I am not one likely to harp on total depravity or happily reside in the Reformed camp. As a goodie two shoes as a child, I am not one to carry around a load of guilt. I struggle more with pride. That's the thing, though. Somehow Crabb's book made we mourn the selfishness in my heart that breaks the relationships around me, without me ever taking it seriously. 

It's echoed in Tubal Cain's words in Noah. He's a man presiding over such evil, but he looks at it and blames external problems and uses them to legitimize his own anger and continued ruin, "We are abandoned, orphan children, cursed, damned to live by the sweat of our brow.  Damned if I don’t take what I want."

Tubal Cain sees all the brokenness as simply the effect of the things done unto man.
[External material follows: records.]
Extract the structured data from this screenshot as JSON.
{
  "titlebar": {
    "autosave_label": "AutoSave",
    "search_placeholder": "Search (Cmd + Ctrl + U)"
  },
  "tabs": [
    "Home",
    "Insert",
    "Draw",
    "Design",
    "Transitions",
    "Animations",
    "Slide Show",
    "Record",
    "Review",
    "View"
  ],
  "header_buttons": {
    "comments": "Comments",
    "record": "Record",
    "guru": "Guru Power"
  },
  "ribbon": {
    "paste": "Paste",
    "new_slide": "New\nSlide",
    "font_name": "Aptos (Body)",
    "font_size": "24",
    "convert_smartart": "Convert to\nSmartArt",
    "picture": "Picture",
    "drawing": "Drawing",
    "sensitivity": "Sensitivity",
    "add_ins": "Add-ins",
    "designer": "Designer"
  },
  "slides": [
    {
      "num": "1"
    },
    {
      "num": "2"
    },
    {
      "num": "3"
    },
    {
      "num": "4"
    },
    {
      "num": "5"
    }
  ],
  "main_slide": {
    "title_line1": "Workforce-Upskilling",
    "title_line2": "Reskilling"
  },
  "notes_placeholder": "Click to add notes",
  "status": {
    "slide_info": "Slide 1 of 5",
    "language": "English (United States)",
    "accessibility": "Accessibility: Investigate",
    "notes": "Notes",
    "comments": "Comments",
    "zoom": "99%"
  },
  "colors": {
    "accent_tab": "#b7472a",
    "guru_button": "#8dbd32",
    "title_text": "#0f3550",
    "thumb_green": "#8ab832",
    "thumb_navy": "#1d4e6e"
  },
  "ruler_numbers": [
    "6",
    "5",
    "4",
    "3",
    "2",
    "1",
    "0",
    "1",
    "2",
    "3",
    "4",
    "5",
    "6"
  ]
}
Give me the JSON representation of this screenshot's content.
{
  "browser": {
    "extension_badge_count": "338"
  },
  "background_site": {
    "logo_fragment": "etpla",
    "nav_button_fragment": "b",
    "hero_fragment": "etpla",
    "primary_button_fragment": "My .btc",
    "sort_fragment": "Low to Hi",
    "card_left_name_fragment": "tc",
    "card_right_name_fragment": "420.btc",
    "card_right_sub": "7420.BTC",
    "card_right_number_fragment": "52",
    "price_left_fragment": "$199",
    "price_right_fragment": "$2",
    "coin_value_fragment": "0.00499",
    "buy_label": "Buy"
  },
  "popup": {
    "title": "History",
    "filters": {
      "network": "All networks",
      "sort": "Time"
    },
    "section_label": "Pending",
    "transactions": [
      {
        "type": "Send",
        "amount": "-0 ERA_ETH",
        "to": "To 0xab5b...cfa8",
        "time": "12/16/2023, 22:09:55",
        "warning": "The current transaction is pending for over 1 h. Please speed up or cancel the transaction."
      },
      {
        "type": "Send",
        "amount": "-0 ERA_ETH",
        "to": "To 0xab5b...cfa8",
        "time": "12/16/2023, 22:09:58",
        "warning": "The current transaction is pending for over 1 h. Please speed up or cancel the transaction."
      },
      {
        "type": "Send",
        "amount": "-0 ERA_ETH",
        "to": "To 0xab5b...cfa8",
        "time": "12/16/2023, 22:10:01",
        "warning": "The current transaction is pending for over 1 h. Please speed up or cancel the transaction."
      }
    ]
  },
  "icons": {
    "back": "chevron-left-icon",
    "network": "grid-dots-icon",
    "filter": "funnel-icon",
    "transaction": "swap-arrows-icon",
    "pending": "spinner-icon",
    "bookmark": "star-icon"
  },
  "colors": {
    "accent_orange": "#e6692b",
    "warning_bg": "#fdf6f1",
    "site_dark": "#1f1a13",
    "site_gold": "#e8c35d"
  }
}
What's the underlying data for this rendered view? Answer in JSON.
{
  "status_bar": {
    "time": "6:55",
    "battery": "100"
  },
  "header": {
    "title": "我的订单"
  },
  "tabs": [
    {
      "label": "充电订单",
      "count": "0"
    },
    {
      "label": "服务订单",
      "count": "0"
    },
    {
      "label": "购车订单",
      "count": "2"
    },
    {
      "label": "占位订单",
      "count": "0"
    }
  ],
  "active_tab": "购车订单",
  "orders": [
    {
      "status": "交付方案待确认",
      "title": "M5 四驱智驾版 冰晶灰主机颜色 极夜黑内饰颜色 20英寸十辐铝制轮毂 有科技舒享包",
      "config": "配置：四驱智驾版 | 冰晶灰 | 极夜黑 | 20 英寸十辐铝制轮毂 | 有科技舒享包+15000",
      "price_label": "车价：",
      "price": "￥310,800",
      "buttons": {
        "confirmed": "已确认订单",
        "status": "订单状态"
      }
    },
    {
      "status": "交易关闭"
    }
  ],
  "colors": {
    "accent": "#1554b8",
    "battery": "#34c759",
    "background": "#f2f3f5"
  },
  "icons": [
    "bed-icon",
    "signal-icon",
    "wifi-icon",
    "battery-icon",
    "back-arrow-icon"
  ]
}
Noah sees all the brokenness coming from man, and knows that if there is to be hope, it must stop. Noah's wife looks at her family and sees only good. Noah sees that even in their beauty, there is lust, covetousness, etc. The move digs into both things - the inherent sanctity and beauty and love in mankind and in the world, but also the pervasive sin and brokenness.

When Noah's wife asks him why, in the end, he decides to allow human life to go on, he says that he looked at them and all he felt was love. Though the movie portrays God as silent, I see that line as an echo of our God. If you believe the biblical account, He sees all things broken by us, and still when he looks as us, all he sees is love. He has a world that demands cleansing, and yet He must save.

The Genesis flood is a symbol of baptism. The anniversary of my own baptism was this past week on Easter Sunday, and  with the conviction of my own selfishness heavy on my mind, I pondered again what this means. I was teary during Noah because I saw in his depiction some of this desperation and need to be free of myself. Where the flood left the problem of the sinfulness of man unsolved, on the cross, that is where the work is finished.
But God, being rich in mercy, because of the great love with which he loved us, even when we were dead in our trespasses, made us alive together with Christ—by grace you have been saved.